The Halloween we know today almost directly descends from a bunch of drunks remembering the faces of those that didn't make it through the Summer and are now sadly absent, their spirits perhaps visiting for the party later that night. The creepy tales of horror and fear ensuring that children fearfully took to their tented beds rather than getting in the way of adults having the sort of fun adults have when they no longer have to concern themselves with the health and well-being of children.

One, Two, Three, You're Out... Of Money

It is perhaps a tad ironic then, that from these innocent (albeit slightly sozzled) beginnings, that we have created a modern horror that rivals any of the tales told around the Celtic campfires of Samhain as the moon rose across the landscape. The slow development of the holiday, influenced by changing times and belief systems (Christianity has a lot to answer for), has now rendered unto us a veritable nightmare of consumerist capitalistic exploitation in which we're caught like a deer in headlights.

Halloween, Thanksgiving and Christmas form a trifective of festivities in the western world, particularly the US, that begins around mid-October and doesn't cease until the New Year sales have ebbed and flowed to an end. We are assailed with the symbolism of the season as it shifts and changes between the three, jack 'o lanterns becoming turkeys becoming snowmen, both in terms of retail store displays, and in regards of the adverts we are bombarded with on television.

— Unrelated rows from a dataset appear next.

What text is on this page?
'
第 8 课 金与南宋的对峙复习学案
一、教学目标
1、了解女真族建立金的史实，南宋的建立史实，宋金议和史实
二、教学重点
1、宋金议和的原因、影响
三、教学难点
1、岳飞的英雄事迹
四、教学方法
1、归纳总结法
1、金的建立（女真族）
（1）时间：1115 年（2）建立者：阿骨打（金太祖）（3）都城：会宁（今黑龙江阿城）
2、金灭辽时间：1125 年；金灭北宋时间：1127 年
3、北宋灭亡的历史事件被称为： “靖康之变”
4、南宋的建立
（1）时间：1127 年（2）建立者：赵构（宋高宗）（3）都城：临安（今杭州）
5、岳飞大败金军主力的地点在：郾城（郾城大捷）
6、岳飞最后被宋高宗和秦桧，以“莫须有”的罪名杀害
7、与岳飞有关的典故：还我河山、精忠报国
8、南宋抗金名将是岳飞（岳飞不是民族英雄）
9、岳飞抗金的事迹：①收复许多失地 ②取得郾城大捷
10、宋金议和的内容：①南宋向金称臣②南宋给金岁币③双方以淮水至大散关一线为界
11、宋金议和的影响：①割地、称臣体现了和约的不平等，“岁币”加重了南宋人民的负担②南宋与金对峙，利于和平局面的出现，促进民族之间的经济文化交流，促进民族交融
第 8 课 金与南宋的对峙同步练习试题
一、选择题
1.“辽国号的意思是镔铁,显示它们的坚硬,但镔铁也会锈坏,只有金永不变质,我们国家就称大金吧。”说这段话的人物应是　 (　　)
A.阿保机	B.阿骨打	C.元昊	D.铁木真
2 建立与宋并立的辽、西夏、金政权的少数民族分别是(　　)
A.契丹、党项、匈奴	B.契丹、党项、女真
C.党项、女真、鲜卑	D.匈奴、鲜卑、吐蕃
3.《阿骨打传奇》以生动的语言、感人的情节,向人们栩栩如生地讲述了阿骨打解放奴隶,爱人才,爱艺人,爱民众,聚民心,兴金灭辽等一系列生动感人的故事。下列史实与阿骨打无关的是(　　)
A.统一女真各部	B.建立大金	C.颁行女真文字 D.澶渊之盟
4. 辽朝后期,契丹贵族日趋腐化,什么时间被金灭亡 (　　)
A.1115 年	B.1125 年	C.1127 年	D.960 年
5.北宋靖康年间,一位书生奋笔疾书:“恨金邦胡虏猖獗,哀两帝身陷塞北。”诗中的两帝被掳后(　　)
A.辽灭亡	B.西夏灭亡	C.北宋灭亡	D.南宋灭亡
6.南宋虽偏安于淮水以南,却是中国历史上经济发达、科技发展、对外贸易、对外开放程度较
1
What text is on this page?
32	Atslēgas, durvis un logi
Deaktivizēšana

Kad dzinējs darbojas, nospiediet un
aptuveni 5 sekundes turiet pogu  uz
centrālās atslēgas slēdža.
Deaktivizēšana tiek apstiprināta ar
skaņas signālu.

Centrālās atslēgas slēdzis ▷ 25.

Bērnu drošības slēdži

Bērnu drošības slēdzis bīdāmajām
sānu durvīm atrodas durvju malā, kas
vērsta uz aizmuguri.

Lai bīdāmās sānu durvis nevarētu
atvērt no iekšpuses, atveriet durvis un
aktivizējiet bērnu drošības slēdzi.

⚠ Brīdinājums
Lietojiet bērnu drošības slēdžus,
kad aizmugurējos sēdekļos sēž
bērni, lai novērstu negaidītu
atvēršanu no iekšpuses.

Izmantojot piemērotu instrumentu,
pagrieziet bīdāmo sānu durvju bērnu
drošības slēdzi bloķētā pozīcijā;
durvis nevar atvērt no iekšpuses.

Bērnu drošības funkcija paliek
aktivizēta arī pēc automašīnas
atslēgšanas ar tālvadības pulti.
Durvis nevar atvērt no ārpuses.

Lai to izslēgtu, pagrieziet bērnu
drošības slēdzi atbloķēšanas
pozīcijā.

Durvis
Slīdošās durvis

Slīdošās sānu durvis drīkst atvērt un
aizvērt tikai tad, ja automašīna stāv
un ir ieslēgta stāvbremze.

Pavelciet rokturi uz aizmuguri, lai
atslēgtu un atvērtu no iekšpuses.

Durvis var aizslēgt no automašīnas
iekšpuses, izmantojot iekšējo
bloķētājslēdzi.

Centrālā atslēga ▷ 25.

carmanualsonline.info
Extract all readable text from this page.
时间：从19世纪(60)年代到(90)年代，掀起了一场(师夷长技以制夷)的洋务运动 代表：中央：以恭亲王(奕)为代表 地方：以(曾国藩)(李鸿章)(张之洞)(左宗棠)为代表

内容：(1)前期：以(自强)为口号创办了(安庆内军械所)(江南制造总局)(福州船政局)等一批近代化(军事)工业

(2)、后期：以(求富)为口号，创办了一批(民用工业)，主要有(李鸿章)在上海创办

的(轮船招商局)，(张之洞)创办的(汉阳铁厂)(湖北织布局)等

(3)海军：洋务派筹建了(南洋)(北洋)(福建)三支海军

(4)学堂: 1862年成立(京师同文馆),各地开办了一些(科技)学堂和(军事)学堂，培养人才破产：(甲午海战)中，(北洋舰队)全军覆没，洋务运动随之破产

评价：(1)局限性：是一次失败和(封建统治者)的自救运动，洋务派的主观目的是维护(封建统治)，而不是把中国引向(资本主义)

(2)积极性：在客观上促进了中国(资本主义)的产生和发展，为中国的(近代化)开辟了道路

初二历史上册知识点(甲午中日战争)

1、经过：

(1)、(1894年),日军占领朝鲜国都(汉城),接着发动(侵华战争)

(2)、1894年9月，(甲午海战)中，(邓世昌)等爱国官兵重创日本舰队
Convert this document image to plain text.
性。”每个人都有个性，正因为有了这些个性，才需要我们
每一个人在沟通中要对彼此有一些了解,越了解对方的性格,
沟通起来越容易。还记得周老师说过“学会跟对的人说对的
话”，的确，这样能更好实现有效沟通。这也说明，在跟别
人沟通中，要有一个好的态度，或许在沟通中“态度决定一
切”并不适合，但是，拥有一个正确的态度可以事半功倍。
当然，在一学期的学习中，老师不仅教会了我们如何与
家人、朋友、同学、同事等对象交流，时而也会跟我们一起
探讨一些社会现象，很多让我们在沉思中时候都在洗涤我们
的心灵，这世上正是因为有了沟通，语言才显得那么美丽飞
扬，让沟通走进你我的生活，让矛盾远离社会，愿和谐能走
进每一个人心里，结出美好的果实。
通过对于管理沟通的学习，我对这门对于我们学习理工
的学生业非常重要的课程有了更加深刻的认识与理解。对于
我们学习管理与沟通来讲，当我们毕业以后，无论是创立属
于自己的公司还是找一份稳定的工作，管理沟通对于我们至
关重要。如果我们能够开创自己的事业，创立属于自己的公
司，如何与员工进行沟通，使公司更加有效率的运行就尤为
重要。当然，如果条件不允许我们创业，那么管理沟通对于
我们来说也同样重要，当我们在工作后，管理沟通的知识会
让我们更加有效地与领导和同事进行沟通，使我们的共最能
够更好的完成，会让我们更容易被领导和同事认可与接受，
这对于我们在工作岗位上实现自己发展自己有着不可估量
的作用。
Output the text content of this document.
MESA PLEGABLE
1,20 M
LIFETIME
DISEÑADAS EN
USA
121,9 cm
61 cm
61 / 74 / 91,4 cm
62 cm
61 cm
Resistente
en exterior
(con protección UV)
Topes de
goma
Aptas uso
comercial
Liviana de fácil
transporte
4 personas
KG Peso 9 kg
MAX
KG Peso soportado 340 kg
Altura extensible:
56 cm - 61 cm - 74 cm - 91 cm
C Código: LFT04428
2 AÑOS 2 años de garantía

Even the internet gets in on the act with gambling sites in the US and elsewhere all featuring the images and icons of all three one after another with a gap between each you couldn't fit a casino chip into. We are extolled to spend, spend and spend again, with a New Year retail temptation awaiting you and your hangover when the festivities are all done, so you can spend some more. The marketing men have leveraged our love for our children and families to part us from our cash thrice over - and then some.

This year in the US it is estimated that 7.4 BILLION dollars will be spent on Halloween celebrations, over 2.4 billion of that figure being spent on costumes alone (worryingly the majority of that by and for adults) which equals all the money that will be spent on Thanksgiving dinners but a few weeks later and is then entirely dwarfed by the trillions of dollars spent over and for the Christmas period. With so much money involved it is unsurprising corporate entities shove it down our throats like a string of sausages.

Counting The Cost

In times of economic boom (and are we not all gambling news of another boom will be along soon?) this is all well and good, but in circumstances of economic instability and indeed squeeze, can we really afford to spend quite so much on scaring our children and then giving them candy? A huge industry revolves around the holiday with profit margins entirely based on increasing the per capita expenditure of US citizens in the run up to this one time festival of fasting and prayer.

Supposedly each man, woman and child in the US consumes, on average, 1.8 kilos of pumpkin at Halloween, although methinks the figure includes that used up in the production of Jack 'o Lanterns that is then spurned in favor of sweeter edibles. Consume is the watch word of this one time gathering of clans, with those not inclined to involve themselves often portrayed as Grouch-esque types who need to lighten up, as if the dead were disrespected by a lack of retail therapy on their part.

The holiday once observed as a mark of respect for those now departed (and possibly returning for supper tonight) has transgressed into an over indulgent sign-post marking the start of the nearly three-month long chain of excess and spending the end of the year has become. We hang a frightening mobile betting it will scare our neighbor's children only to be far more horrified ourselves when the credit card bills arrive.

Halloween has seen many changes in both tone and content over the years. Feasting gave way to fasting and now has returned to excess, the tales of the supernatural have morphed into urban legends, and the memory of the dead now has a dollar price tag upon it that would make a drunken Celt revolve in his grave fast enough to power a medium sized town in Nebraska. We may not, in these modern times, be visited by spirits, ghosts and ghouls, but we'll certainly be haunted by our finances come January.